There are a lot of things on the upside of this latest development. For one thing, the last time I lived in Phoenix, I moved down there just ahead of the summer season and left at the end of a long, hot summer. Not very good timing. This time, I’m at least in better tune with the seasons! I know more people, I have good friends who have already blazed the trail, and I have the hope and expectation that this is at least somewhat seasonal, if not temporary.
With a little luck and a lot of hard work, I do think it is possible to keep my place in the mountains as a sanctuary and retreat from the worst of the heat and congestion. If not, at least I will have already taken some of the actions that would have been necessary anyway.
I’ve learned a lot since I left the Valley 16 years ago and, while some of my skills may be rusty, I’ve made huge strides on the software development front lately. My earning capacity has increased a great deal in the last few months in that area.
This is also pushing me towards a much more realistic assessment of my time and energy capabilities, and I’ve made some hard-edged decisions about focus. I am cutting out harp for anything but my own enjoyment and, depending on how things develop over the next year or so, I may even sell it. It is not my first instrument and it’s taking time away from developing my guitar. So is playing old repertoire. I’ve canceled the Sept. 19th Coffee Bean gig. I’m not going to be doing that music anymore and I don’t want to waste any more time on maintaining portions of that repertoire.

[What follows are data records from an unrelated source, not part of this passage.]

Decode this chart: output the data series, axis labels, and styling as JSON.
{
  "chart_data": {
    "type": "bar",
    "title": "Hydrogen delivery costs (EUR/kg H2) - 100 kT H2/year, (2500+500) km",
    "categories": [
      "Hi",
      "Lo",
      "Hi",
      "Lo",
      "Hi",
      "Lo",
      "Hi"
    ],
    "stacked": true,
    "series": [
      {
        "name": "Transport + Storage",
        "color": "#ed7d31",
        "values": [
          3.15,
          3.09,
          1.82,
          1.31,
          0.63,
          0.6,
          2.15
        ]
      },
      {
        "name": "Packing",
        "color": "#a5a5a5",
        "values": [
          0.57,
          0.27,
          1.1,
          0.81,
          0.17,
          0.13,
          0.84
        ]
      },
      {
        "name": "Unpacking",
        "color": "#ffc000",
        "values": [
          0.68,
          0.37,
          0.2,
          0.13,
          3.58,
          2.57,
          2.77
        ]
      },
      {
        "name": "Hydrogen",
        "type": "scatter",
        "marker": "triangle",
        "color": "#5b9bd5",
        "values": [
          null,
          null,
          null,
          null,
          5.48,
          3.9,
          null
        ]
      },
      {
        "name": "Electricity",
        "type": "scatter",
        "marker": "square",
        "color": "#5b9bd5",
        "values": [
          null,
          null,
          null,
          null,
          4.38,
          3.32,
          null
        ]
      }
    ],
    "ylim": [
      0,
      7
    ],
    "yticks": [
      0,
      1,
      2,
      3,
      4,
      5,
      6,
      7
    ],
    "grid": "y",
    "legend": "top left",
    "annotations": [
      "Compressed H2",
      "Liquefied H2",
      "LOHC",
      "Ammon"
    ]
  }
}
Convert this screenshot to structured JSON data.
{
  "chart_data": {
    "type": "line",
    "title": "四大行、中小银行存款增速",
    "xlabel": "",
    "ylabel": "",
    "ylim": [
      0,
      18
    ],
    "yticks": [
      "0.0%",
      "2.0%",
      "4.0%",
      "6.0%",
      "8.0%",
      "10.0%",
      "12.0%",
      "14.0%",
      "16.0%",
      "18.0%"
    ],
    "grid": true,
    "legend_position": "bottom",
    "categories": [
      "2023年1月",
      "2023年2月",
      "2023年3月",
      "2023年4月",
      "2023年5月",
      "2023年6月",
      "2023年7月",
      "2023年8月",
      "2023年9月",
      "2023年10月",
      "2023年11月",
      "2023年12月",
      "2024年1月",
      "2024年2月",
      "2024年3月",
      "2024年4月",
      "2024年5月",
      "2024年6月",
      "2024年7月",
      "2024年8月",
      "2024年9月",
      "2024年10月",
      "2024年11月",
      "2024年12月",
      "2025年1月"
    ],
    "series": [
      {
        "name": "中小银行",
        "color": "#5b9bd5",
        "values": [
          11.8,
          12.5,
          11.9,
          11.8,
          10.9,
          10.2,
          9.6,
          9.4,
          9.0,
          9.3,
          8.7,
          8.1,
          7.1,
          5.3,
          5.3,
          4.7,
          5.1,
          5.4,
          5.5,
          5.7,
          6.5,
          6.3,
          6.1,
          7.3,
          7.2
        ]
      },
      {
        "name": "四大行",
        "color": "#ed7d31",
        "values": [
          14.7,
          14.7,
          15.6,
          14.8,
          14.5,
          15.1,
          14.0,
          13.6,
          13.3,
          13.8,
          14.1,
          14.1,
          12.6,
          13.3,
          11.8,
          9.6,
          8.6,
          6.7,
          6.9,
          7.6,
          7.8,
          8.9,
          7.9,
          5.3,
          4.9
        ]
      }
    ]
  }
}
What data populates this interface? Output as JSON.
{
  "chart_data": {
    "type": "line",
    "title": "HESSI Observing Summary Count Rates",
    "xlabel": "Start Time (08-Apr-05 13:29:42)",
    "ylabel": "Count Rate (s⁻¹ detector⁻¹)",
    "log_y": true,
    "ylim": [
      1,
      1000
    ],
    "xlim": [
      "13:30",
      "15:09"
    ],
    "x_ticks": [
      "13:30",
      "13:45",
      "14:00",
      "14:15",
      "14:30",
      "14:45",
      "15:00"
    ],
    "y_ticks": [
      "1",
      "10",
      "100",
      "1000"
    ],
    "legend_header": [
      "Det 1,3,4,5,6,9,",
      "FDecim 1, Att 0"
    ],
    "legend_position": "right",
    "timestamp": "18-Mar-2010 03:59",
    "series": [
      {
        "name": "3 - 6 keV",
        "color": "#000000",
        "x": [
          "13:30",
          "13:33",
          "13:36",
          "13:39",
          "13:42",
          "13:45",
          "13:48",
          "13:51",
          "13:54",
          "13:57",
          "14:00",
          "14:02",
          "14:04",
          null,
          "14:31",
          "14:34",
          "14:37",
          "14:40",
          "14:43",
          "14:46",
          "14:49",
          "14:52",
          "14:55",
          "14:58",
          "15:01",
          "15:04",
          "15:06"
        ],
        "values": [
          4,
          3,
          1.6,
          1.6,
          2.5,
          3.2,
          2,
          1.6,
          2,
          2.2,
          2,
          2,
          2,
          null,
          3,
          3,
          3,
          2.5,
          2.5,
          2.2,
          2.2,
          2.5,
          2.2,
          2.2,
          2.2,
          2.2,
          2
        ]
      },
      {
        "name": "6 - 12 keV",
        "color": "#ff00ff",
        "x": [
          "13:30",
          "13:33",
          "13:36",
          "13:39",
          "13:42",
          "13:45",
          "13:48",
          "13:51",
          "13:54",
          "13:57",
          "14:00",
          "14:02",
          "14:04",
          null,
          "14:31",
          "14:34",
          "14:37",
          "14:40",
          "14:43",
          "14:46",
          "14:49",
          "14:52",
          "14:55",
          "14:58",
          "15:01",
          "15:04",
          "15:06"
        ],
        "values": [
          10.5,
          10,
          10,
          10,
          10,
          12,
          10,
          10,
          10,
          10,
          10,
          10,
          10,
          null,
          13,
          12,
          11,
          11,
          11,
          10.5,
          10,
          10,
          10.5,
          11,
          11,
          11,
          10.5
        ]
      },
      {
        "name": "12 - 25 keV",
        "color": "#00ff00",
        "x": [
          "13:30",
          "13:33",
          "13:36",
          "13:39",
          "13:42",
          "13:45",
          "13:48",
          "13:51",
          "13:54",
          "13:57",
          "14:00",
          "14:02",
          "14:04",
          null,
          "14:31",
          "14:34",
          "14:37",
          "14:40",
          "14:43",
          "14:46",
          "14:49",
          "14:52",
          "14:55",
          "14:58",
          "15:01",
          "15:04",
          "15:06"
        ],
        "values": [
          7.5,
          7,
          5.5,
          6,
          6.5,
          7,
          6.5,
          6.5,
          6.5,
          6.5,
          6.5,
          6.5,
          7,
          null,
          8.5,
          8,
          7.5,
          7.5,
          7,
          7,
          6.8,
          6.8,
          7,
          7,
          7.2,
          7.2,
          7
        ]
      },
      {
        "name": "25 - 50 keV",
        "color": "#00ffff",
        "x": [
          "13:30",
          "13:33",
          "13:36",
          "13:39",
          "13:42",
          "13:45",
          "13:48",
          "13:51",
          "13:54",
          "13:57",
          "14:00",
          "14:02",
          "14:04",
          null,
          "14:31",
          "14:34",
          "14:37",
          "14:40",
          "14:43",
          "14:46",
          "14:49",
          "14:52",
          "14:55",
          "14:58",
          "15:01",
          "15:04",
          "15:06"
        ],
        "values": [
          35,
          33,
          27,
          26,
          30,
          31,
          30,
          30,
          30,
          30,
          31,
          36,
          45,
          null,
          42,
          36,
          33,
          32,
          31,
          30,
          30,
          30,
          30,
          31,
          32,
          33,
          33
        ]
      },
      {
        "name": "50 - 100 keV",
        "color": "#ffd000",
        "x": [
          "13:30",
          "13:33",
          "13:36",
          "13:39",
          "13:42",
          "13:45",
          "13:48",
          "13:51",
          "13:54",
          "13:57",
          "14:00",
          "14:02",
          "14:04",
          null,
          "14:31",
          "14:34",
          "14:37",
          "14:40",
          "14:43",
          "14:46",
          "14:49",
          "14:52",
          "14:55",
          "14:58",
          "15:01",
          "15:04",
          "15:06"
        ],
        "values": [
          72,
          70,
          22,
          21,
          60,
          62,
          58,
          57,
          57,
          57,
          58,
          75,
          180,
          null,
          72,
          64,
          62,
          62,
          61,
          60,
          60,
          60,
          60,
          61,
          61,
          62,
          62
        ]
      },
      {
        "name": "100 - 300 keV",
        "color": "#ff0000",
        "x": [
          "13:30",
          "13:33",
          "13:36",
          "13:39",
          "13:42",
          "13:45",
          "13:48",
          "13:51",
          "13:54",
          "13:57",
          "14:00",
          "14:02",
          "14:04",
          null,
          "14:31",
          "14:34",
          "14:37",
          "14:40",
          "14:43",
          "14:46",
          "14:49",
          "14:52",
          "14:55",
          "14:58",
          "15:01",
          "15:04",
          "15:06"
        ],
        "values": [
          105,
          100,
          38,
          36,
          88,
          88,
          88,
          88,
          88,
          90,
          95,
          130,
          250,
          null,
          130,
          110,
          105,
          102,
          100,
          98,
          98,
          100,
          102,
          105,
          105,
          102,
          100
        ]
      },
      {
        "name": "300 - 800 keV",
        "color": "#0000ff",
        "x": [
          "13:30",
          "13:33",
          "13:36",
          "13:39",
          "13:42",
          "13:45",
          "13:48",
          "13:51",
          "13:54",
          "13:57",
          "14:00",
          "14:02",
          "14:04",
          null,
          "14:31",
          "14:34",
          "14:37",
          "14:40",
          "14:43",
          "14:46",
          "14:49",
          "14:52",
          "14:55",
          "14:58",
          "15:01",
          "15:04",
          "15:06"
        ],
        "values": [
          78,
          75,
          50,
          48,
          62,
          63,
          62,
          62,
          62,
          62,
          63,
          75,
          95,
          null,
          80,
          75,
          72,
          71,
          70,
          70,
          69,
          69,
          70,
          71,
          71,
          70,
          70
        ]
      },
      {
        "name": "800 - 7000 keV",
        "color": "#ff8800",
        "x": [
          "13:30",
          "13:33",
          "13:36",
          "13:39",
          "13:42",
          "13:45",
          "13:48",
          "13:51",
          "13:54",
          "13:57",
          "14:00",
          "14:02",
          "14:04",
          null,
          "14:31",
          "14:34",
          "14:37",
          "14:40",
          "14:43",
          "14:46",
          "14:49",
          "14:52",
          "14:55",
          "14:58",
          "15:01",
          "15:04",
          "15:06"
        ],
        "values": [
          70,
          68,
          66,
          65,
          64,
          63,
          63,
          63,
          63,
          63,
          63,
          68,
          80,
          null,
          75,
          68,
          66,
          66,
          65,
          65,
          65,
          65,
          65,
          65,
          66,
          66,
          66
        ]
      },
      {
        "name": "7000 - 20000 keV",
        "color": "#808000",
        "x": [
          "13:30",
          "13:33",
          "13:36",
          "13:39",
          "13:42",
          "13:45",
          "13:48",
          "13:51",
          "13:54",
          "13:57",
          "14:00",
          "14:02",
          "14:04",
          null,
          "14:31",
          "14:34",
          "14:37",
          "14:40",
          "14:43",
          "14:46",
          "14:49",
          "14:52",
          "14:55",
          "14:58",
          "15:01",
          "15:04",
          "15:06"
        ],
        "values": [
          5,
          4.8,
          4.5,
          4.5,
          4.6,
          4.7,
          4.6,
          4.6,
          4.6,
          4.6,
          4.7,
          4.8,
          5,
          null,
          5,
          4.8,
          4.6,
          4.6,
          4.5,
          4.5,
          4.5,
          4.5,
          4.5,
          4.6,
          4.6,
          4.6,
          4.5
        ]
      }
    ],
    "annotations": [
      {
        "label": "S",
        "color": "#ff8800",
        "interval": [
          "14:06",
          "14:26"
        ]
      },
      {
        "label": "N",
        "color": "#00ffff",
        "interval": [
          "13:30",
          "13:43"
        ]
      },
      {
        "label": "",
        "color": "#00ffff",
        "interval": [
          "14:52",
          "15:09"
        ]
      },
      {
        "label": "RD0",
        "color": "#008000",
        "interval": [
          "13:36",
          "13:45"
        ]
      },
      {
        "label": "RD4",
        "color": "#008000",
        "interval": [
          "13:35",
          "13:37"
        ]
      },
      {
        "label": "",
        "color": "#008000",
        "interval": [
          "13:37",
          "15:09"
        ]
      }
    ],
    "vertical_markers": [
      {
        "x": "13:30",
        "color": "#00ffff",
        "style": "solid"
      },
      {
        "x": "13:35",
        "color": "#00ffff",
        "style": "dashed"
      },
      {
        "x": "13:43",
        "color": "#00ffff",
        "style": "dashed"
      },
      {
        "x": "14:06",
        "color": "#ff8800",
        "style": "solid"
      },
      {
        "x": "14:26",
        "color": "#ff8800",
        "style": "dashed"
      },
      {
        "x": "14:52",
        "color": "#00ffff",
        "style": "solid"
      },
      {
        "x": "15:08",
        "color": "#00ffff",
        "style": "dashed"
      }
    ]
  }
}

And there are all of the usual benefits of life in a big city – more cultural activities, more things to do, more stimulation in general. I’m looking forward to being part of a much expanded and more vibrant music scene. It will challenge me and help me grow. F1 and I are already making plans to take flamenco dance lessons from Yumi la Rosa again and to practice our Spanish together.
Hi Ariel,
I wish you the very best on your move.
We do the best with what our choices in life present, but Phoenix or Flagstaff, Baltimore or New Hampshire there is a choice and journey that goes beyond.
“A Course in Miracles” asks: “Can you be separated from your life and your being? The journey to God is merely the reawakening of the knowledge of where you are always, and what you are forever. It is a journey without distance to a goal that has never changed.”
Thanks, Barry. This is all a part of the greater Adventure, that’s for sure. As long as I keep my attitude straight, I can see a lot of opportunity and the fear feels an awful lot like excitement! Who is this little I to question what Life is offering?